In 2014, other income amounted to €5.8 million compared to €4.6 million in 2013 and includes €4.5 million of gain due to the change of the fair value of the earn-out to be paid to Aciex's former shareholders. In 2013, other income included €4.0 million of accrual cancellation from the previous year linked to an agreement signed in 2009 as Nicox assumed the payment linked to an earn-out was unlikely.

Operating loss

The Group generated an operating loss of €21.8 million in 2014, compared to €11.0 million in 2013. The significant increase in the operating loss reflects the substantial commercial investments made in Europe in 2014 to transform Nicox into a commercial ophthalmic company.

The operating loss by operating segments is summarized as follows:

  EU & ROW commercial operations Non-commercial operations (R&D, admin., business development etc.) Total operating loss   Discontinued operations
  2014 2013 2014 2013 2014 2013   2014 2013
Operational Result (in million €) (10.7) (3.4) (11.1) (7.6) (21.8) (11)   (1.4) (6.8)

Total net loss for the period

Nicox recorded a net loss of €22.9 million in 2014, compared to a loss of €18.1 million in 2013. The moderate increase in the net loss in 2014, despite the significant investments made in Europe to transform Nicox into a commercial ophthalmic company, is explained by the acquisition of the US ophthalmic diagnostic business by Valeant in November 2014. As a result, the net loss pertaining to the concerned American affiliate amounted to €1.2 million in 2014 compared to €6.7 million in 2013.

Consolidated statement of financial position

According to IFRS3 "Business combination", the year 2013 of the statement of financial position has been restated to reflect the purchase price allocation of the company Eupharmed acquired in December 2013 (renamed Nicox Farma S.r.l.).
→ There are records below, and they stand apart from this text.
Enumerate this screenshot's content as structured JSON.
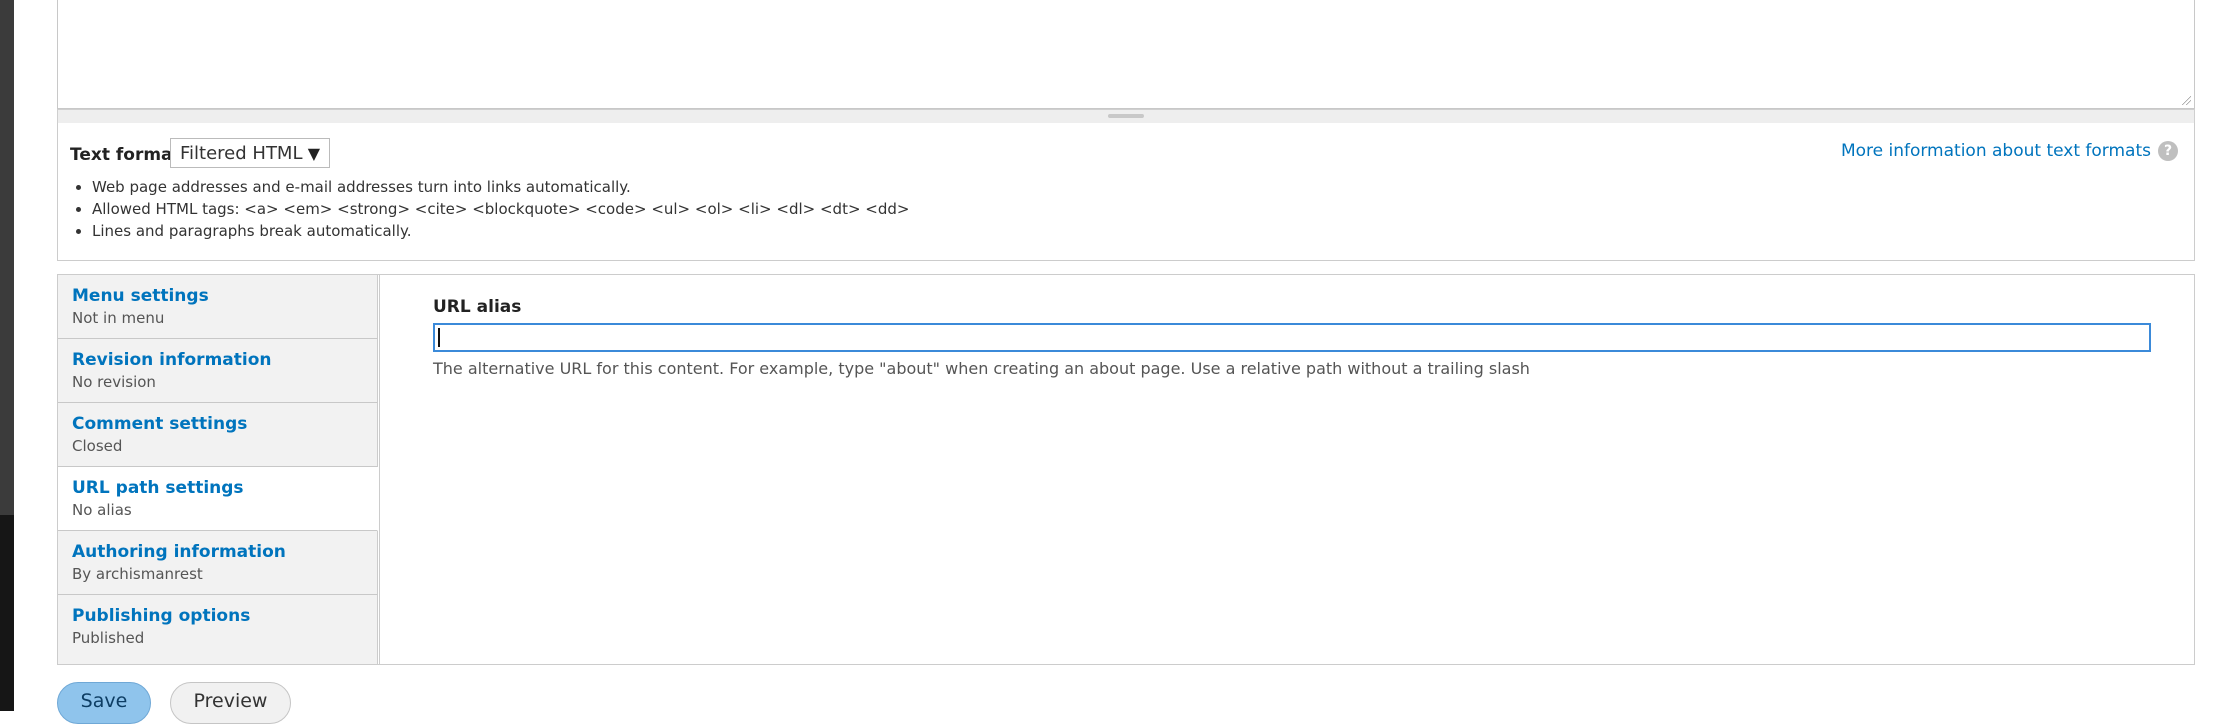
{
  "text_format": {
    "label": "Text format",
    "selected": "Filtered HTML",
    "help_link": "More information about text formats",
    "tips": [
      "Web page addresses and e-mail addresses turn into links automatically.",
      "Allowed HTML tags: <a> <em> <strong> <cite> <blockquote> <code> <ul> <ol> <li> <dl> <dt> <dd>",
      "Lines and paragraphs break automatically."
    ]
  },
  "vertical_tabs": [
    {
      "title": "Menu settings",
      "summary": "Not in menu"
    },
    {
      "title": "Revision information",
      "summary": "No revision"
    },
    {
      "title": "Comment settings",
      "summary": "Closed"
    },
    {
      "title": "URL path settings",
      "summary": "No alias",
      "selected": true
    },
    {
      "title": "Authoring information",
      "summary": "By archismanrest"
    },
    {
      "title": "Publishing options",
      "summary": "Published"
    }
  ],
  "url_alias": {
    "label": "URL alias",
    "value": "",
    "description": "The alternative URL for this content. For example, type \"about\" when creating an about page. Use a relative path without a trailing slash"
  },
  "actions": {
    "save": "Save",
    "preview": "Preview"
  },
  "colors": {
    "link": "#0074bd",
    "focus": "#3b8ad9",
    "save_button": "#8fc4ec"
  }
}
Intangible assets totaled €10.9 million at the end of 2014 and included (i) €3.7 million corresponding to the fair-value of the Carragelose® eye drop (Xailin Viral) following its acquisition from Marinomed in September 2014 (ii) €5.4 million corresponding to the fair value of intangible assets accounted for in Nicox Farma S.r.l. following the purchase price allocation of the goodwill recognized in 2013 to acquire this company.
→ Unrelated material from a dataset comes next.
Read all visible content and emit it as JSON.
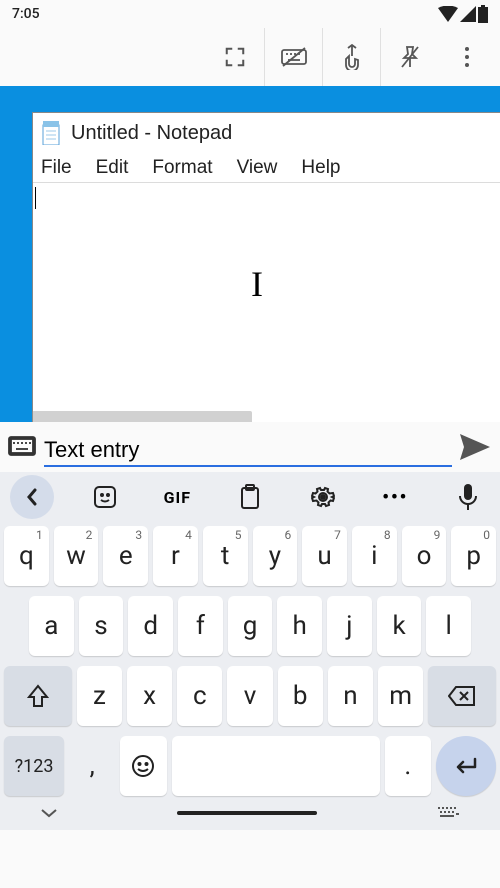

Goodwill amounted to €80.7 million in 2014 compared to €2.0 million in 2013 and is summarized as follows: €4.5 million corresponding to the acquisition of Doliage laboratories in September 2014; €2 million corresponding to Nicox Farma S.r.l. residual goodwill after the purchase price allocation; €74.2 million corresponding to the acquisition of Aciex Inc in October 2014 including the fair value of an earn-out of €19.7 million. The earn-out is subject to the achievement of certain regulatory objectives by Aciex. In 2013, the goodwill of €2.0 million was linked to the acquisition of Eupharmed.

On December 31, 2014, the Group's cash, cash equivalents and financial instruments were €32.0 million, compared to €58.4 million on December 31, 2013.

Deferred taxes amounted to €1,5 million in 2014 and 2013 and correspond to the deferred taxes on intangible assets recognized on Nicox Farma S.r.l. following the allocation of the purchase price paid to acquire this company in December 2013.

Non-current financial debt amounted to €15.9 million in 2014 against €0 million in 2013 and mainly corresponds to the fair value of the earn-out to pay to the former shareholders of Aciex at the end of December 2014.